Ben wants to start exercising regularly, but feels dumb asking how. He knows that in order to run or ride a bike he can't just start sprinting or pedaling like a maniac. He needs to prepare his body for these activities, but has heard mixed things about stretching before working out.
Here are the cold, hard facts on warming up, stretching, and cooling down.
The Basics of Warming Up
It's important to warm up your body before any physical activity. Warming up for about 5-10 minutes goes a long way toward preparing the body for exercising, both physically and mentally. It also helps prevent injuries.
The term "warm-up" describes many light-aerobic and cardiovascular activities.
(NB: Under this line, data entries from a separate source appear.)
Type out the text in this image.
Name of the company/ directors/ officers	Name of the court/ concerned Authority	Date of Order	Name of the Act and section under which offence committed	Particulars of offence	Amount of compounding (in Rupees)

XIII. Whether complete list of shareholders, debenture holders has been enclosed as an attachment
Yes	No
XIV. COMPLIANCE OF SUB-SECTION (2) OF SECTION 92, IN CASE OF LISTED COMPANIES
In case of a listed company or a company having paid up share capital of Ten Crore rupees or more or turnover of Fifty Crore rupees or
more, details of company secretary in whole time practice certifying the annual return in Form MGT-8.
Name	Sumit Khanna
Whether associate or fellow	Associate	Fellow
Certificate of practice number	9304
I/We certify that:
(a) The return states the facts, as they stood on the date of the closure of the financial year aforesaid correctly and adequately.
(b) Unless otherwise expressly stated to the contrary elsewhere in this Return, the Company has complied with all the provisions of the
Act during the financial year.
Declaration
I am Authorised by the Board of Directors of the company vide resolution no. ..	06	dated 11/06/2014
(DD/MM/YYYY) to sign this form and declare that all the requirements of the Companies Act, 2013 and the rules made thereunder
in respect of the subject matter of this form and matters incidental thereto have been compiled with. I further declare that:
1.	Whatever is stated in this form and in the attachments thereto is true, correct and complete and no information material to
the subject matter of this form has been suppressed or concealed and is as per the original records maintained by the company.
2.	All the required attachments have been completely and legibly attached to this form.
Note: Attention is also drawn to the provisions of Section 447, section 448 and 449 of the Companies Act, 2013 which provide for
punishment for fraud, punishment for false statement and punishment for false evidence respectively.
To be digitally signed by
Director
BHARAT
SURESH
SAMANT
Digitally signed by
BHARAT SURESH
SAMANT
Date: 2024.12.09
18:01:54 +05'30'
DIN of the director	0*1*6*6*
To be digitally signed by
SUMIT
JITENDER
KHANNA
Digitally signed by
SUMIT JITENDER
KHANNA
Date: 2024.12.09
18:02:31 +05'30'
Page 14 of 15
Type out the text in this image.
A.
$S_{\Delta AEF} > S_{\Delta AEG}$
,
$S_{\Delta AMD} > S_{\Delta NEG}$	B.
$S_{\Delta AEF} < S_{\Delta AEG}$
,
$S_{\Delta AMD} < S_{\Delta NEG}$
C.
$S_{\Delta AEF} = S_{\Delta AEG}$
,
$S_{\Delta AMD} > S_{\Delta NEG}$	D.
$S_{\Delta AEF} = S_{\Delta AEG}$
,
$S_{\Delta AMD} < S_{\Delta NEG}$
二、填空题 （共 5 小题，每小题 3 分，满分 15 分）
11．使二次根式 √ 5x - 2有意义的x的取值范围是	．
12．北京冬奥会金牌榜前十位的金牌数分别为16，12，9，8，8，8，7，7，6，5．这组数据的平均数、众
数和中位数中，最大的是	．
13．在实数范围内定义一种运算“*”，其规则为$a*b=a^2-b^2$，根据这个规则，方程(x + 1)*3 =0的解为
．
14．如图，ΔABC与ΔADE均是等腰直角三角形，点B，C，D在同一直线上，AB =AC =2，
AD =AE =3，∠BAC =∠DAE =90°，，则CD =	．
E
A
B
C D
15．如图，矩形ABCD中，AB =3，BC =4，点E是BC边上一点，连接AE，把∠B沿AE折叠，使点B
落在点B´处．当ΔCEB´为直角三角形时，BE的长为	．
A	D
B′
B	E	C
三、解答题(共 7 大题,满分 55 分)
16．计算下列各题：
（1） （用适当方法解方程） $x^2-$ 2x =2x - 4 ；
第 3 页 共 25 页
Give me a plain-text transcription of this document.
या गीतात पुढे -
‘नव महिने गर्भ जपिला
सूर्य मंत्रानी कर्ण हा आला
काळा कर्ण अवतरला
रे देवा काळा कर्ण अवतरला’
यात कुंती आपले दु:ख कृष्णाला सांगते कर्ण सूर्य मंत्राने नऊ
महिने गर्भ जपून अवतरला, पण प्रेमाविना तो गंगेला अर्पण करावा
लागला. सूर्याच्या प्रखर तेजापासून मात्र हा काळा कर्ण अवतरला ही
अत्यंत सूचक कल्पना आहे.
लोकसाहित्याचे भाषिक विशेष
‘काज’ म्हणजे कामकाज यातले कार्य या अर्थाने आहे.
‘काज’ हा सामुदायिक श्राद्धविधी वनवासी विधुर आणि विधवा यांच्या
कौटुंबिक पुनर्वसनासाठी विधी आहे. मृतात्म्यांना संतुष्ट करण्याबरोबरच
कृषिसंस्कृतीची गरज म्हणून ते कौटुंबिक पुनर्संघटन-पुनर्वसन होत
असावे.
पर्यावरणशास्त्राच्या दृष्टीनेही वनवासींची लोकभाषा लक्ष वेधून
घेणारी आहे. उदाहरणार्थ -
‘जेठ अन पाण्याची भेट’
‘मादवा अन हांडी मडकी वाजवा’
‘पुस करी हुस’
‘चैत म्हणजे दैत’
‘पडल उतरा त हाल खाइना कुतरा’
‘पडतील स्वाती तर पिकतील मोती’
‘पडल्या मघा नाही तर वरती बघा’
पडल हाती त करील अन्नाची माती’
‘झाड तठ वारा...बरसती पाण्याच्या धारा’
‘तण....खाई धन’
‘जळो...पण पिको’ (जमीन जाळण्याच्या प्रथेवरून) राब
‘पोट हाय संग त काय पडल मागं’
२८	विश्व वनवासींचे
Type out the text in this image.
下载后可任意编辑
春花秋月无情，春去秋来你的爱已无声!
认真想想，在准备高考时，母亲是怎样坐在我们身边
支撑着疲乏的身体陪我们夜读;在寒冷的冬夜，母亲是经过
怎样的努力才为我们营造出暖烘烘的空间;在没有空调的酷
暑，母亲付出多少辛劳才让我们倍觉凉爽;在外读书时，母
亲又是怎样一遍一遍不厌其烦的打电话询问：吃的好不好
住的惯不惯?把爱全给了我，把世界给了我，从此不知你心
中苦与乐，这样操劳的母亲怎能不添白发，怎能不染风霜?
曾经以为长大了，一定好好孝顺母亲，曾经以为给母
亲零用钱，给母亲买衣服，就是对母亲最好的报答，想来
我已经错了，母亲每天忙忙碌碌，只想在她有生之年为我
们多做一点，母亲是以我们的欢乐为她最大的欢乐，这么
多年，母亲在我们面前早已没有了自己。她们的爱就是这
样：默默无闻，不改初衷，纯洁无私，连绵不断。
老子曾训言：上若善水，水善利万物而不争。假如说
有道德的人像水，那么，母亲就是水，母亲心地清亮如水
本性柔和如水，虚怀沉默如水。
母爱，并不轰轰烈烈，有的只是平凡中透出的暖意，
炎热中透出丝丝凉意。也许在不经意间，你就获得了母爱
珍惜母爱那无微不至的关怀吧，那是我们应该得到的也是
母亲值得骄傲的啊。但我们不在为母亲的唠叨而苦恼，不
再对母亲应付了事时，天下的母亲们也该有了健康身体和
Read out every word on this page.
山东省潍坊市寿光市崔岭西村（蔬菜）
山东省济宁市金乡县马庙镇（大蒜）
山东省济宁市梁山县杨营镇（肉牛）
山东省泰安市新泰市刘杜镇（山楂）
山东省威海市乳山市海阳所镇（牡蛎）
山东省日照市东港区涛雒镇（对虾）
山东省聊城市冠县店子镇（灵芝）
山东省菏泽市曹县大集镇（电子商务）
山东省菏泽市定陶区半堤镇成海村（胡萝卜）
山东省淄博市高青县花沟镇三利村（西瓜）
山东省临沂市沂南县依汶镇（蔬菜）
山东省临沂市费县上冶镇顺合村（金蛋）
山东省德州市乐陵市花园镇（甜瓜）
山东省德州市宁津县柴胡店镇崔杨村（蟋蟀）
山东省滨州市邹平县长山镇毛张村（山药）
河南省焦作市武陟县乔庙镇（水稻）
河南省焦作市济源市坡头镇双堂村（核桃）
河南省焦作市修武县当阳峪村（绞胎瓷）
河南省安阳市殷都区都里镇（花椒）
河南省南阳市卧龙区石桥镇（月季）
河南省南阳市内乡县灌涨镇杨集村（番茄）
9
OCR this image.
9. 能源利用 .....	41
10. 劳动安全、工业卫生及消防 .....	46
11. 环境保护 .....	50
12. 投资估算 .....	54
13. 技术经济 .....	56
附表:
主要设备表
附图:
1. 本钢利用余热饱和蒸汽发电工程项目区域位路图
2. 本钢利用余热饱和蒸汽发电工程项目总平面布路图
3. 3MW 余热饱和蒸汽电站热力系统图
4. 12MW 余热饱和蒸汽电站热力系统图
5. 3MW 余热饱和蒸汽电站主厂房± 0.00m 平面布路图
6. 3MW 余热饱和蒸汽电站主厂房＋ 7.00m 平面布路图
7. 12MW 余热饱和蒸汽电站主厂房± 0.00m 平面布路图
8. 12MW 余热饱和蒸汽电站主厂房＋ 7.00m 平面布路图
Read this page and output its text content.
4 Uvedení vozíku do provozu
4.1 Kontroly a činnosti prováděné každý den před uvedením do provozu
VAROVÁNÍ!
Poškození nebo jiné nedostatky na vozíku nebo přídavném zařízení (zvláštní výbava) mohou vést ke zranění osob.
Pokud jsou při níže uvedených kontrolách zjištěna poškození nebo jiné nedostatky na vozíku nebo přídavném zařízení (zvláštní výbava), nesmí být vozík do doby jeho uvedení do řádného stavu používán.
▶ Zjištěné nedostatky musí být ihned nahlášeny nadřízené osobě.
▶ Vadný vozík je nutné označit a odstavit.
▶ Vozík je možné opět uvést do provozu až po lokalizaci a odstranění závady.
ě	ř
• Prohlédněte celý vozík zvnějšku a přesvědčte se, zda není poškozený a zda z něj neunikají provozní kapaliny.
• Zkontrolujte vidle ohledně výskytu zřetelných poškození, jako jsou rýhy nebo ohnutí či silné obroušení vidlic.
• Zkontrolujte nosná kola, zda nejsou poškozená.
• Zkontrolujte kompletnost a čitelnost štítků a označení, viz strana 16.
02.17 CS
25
When you warm up, you are literally warming up the temperature of both your body and your muscles.
Warming up also:
- increases your heart and respiratory rate
- boosts the amount of nutrients and oxygen delivered to your muscles
- prepares the body for a demanding workout
Types of Warm-Ups
You can use many types of warm-up activities to prepare your body for intense physical exercise. Often a warm-up activity is simply the activity you are about to do but at a slower pace. For example, if you're about to go for a brisk run, warm up with a light jog, and if you're going to go for a swim, do a couple of slow freestyle warm-up laps. If you play a sport, focus on the muscles that are used for your particular sport. For instance, if you play baseball, you might focus on your shoulder for throwing.
Dynamic stretching uses many muscle groups in a sport specific manner and can be incorporated in your warm-up. In addition to warming up the body and preparing muscles that will be used in the activity, dynamic stretching allows for full range of motion of the joints.